We are frequently asked which software is best for sublimation. If you don’t know, there are two basic types of design software, vector and raster (or bitmap). Vector is what’s used for cutters or plotters. A vector design is made up of mathematical formulae that define the points, curves, angles, etc. of each design. Because of that, it can be resized without loss of resolution. But also because of that, pure vector does not do continuous blends and color transitions. Vectors of photographs look more like cartoons. A raster, or bitmap, image is best equated to a photograph. A photo is a raster image. It’s made up of dots in a grid. As you increase the size, the dots move further apart. That’s what reduces the quality of the image when you resize. The software will interpolate the missing data, but the guessing creates fuzziness.
Which Type of Software is Best?
For the general creation of designs for sublimation I think that vector software is preferable. I know many people jump to PhotoShop, and it’s a great program. But it’s a raster edit and photo manipulation program. That doesn’t mean you can’t do other things with it, it’s just not the best choice for the kind of design and layout work most people do for sublimation design. (And if you are also outputting to send to a vinyl cutter it’s a really poor choice.) It makes dealing with text and editing text a more complicated, multistep process than it needs to be, and resizing, changing paper size, and all manner of other things are more complicated. (Again, it can be done, but if you are looking for a new program then there are better choices.)
What about Silhouette Studio?
Because of the popularity of the Silhouette Cameos many people use Silhouette Studio and then transition to it for sublimation. Let me say that I have always liked Silhouette Studio. It’s a surprisingly powerful program which I still use for things like the warp panel (in BE). That said, it is written to support their line of cutters. It is not written to be a full fledged design program for printing. It is not ICC aware, and without ICC profiles it is impossible to get truly accurate color. It also does not have any raster features, so you cannot do effective blends, smudges, smears- things that can enhance a sublimation print.
What Are The Other Options?
Personally I can’t imagine not having both a vector and raster edit program, but if I had to only choose one it would be vector, hands down. Most vector programs have enough raster editing features to get you through, anyway. Photo editing programs do not have strong vector features. So, which is a vector program?
Adobe’s main programs are subscription based. If you are committed to giving Adobe money every month, Adobe Illustrator is the one for you.

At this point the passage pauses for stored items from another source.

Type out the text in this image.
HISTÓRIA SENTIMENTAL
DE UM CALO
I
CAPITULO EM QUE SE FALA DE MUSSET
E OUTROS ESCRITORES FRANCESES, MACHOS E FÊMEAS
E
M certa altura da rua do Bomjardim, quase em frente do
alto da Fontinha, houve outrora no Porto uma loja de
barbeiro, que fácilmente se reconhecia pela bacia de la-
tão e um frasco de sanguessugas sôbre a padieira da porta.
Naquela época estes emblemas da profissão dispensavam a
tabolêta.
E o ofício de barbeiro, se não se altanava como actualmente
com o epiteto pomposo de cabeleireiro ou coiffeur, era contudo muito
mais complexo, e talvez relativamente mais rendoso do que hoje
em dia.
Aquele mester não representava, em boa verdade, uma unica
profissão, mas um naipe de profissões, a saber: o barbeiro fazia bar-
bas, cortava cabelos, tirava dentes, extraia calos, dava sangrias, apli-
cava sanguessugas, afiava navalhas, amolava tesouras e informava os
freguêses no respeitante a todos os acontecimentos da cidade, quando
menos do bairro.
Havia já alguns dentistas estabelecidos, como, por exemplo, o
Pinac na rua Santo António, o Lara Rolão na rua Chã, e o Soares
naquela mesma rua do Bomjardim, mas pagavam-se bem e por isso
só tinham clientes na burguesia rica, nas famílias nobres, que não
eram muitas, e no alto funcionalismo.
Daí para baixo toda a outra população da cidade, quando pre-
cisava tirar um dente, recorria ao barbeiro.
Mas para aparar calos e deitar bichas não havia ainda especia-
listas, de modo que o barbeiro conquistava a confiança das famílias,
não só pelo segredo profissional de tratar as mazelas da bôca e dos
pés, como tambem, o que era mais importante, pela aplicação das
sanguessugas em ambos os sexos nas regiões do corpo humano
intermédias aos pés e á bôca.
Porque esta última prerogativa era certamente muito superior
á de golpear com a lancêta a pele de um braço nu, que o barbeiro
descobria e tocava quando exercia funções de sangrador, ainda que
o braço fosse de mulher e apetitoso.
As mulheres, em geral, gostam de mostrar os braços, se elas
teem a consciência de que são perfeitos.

If you want to buy a comprehensive suite with everything included – vector, raster, font manager, and a pile of fonts and clip art- I can’t recommend CorelDraw highly enough. I’ve used almost everything and it’s my favorite.
If you’re on a budget or just starting out, or looking for a step up from the bundled program with your vinyl cutter, you can’t go wrong with Affinity Designer. It’s what I recommend to most people because it’s a solid, pro-level program that is ICC and there is no subscription. It’s a flat out $50. In my opinion there is no better deal out there. Affinity also has Photo, which is (surprise) their photo editing and bitmap program. You can find a lot of reviews comparing it favorably to PhotoShop, and there are many videos and tutorials on both programs. Affinity Designer also has a raster module that lets you really up your design abilities.
Are These Programs Easy to Learn?
Whichever program you choose there is going to be a learning curve. You’re going to be irritated and frustrated and complain that it’s too difficult compared to what you’re used to. You’ll master it with time and practice, and once you learn any high end program the others will come easily. I’m a longtime CorelDraw user and it’s my favorite, but put me in front of Illustrator or Designer and I can get work done.